Chord Energy Corporation reported a significant increase in financial performance for the first quarter of 2025, driven primarily by its acquisition of Enerplus Corporation, which was completed on May 31, 2024. The company generated total revenues of $1.215 billion, a 12% increase from $1.085 billion in the same period last year. Oil, natural gas liquids (NGL), and gas revenues accounted for $1.103 billion, up from $748 million in Q1 2024. Net income for the quarter was $219.8 million, compared to $199.4 million in the prior year, reflecting a 10% increase. However, earnings per share decreased to $3.67 from $4.79, attributed to a higher number of shares outstanding following the acquisition.
The company’s operational metrics also showed notable changes. Average daily production was 270,855 barrels of oil equivalent per day (Boepd), a substantial increase from 168,424 Boepd in Q1 2024, with crude oil production averaging 153,720 barrels per day (Bopd). This growth was largely due to the expanded operations following the Enerplus acquisition. Chord Energy's capital expenditures for exploration and production totaled $355.4 million in the first quarter, reflecting its commitment to developing its assets in the Williston Basin.
In terms of strategic developments, Chord Energy's acquisition of Enerplus has been a pivotal move, enhancing its operational footprint in the Williston Basin. The company issued $750 million in senior unsecured notes to finance part of this acquisition and to refinance existing debt. The integration of Enerplus is expected to yield operational synergies, although the company has incurred merger-related costs of $5.1 million in the first quarter of 2025.

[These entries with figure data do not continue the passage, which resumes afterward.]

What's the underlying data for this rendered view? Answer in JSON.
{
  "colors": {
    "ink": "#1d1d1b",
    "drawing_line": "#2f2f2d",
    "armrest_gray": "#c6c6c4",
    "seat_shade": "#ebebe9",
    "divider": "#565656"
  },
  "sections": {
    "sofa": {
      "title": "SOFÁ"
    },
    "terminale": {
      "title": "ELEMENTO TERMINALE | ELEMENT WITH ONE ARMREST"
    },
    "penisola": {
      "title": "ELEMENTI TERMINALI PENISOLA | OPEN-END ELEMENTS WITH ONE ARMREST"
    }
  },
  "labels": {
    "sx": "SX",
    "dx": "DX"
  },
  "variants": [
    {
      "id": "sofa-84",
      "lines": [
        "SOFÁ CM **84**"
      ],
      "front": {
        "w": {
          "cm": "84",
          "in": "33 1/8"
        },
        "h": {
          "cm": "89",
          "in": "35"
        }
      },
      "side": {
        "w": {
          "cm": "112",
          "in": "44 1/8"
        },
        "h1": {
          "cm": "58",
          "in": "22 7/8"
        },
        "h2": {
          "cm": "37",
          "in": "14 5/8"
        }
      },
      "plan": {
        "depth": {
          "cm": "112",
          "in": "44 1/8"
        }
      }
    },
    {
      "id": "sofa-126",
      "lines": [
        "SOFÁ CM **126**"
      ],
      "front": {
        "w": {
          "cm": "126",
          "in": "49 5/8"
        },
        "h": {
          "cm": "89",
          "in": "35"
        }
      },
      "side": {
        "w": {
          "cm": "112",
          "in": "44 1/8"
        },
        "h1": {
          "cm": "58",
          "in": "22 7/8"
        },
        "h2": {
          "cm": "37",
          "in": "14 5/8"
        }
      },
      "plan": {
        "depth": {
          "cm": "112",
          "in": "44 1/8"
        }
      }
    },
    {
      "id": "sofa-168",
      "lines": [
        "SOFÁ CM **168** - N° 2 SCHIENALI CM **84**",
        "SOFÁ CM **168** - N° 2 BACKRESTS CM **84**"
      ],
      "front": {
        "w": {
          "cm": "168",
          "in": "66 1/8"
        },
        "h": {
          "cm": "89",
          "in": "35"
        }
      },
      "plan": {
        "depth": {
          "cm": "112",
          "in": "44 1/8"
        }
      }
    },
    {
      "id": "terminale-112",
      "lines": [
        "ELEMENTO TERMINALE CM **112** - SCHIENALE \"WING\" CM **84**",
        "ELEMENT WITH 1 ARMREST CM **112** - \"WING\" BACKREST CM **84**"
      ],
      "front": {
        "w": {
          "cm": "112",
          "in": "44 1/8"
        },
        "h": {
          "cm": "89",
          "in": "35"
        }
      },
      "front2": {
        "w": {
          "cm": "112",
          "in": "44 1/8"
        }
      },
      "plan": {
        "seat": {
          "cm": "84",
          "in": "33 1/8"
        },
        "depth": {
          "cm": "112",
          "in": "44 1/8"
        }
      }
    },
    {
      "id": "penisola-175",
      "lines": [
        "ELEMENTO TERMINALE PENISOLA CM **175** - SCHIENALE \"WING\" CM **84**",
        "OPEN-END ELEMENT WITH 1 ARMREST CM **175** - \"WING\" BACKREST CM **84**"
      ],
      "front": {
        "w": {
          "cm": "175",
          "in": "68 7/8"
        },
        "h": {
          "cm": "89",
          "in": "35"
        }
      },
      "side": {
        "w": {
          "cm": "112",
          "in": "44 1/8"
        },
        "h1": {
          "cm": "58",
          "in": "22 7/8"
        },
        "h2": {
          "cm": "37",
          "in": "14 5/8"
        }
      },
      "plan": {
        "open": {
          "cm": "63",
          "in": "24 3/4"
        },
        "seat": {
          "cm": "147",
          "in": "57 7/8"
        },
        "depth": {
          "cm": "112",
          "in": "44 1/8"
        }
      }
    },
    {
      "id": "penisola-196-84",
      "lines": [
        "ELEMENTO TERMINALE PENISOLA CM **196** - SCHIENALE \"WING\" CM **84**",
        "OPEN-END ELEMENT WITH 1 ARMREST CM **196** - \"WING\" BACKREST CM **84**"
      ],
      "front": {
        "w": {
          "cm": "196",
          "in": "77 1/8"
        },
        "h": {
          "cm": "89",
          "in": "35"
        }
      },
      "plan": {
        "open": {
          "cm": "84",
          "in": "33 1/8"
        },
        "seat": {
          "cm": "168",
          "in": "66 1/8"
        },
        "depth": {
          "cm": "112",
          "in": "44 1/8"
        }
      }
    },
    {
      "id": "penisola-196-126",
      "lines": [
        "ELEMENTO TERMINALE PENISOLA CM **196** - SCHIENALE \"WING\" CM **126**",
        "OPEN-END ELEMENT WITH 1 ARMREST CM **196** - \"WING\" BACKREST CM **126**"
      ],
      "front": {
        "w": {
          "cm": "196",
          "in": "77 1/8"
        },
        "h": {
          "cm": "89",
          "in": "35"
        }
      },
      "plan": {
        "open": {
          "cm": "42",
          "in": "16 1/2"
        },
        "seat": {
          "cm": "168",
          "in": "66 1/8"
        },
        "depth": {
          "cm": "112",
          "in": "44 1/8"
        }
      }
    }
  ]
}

Operationally, Chord Energy reported a decrease in lease operating expenses to $9.56 per Boe, down from $10.39 in Q1 2024, indicating improved efficiency. The company also experienced a reduction in production taxes due to a non-recurring refund related to certain North Dakota wells. However, the overall increase in production taxes was driven by higher crude oil sales. The company’s total liabilities increased to $4.44 billion from $4.33 billion at the end of 2024, primarily due to the new debt incurred from the acquisition.
Looking ahead, Chord Energy remains cautious about market conditions, particularly the volatility in crude oil prices influenced by geopolitical factors and OPEC+ production levels. The company plans to continue managing its commodity price risk through derivative instruments while focusing on operational efficiencies and capital discipline. With a robust liquidity position of $1.94 billion, including $35.8 million in cash and $1.9 billion in unused borrowing capacity, Chord Energy is well-positioned to navigate potential market fluctuations and pursue its growth strategy.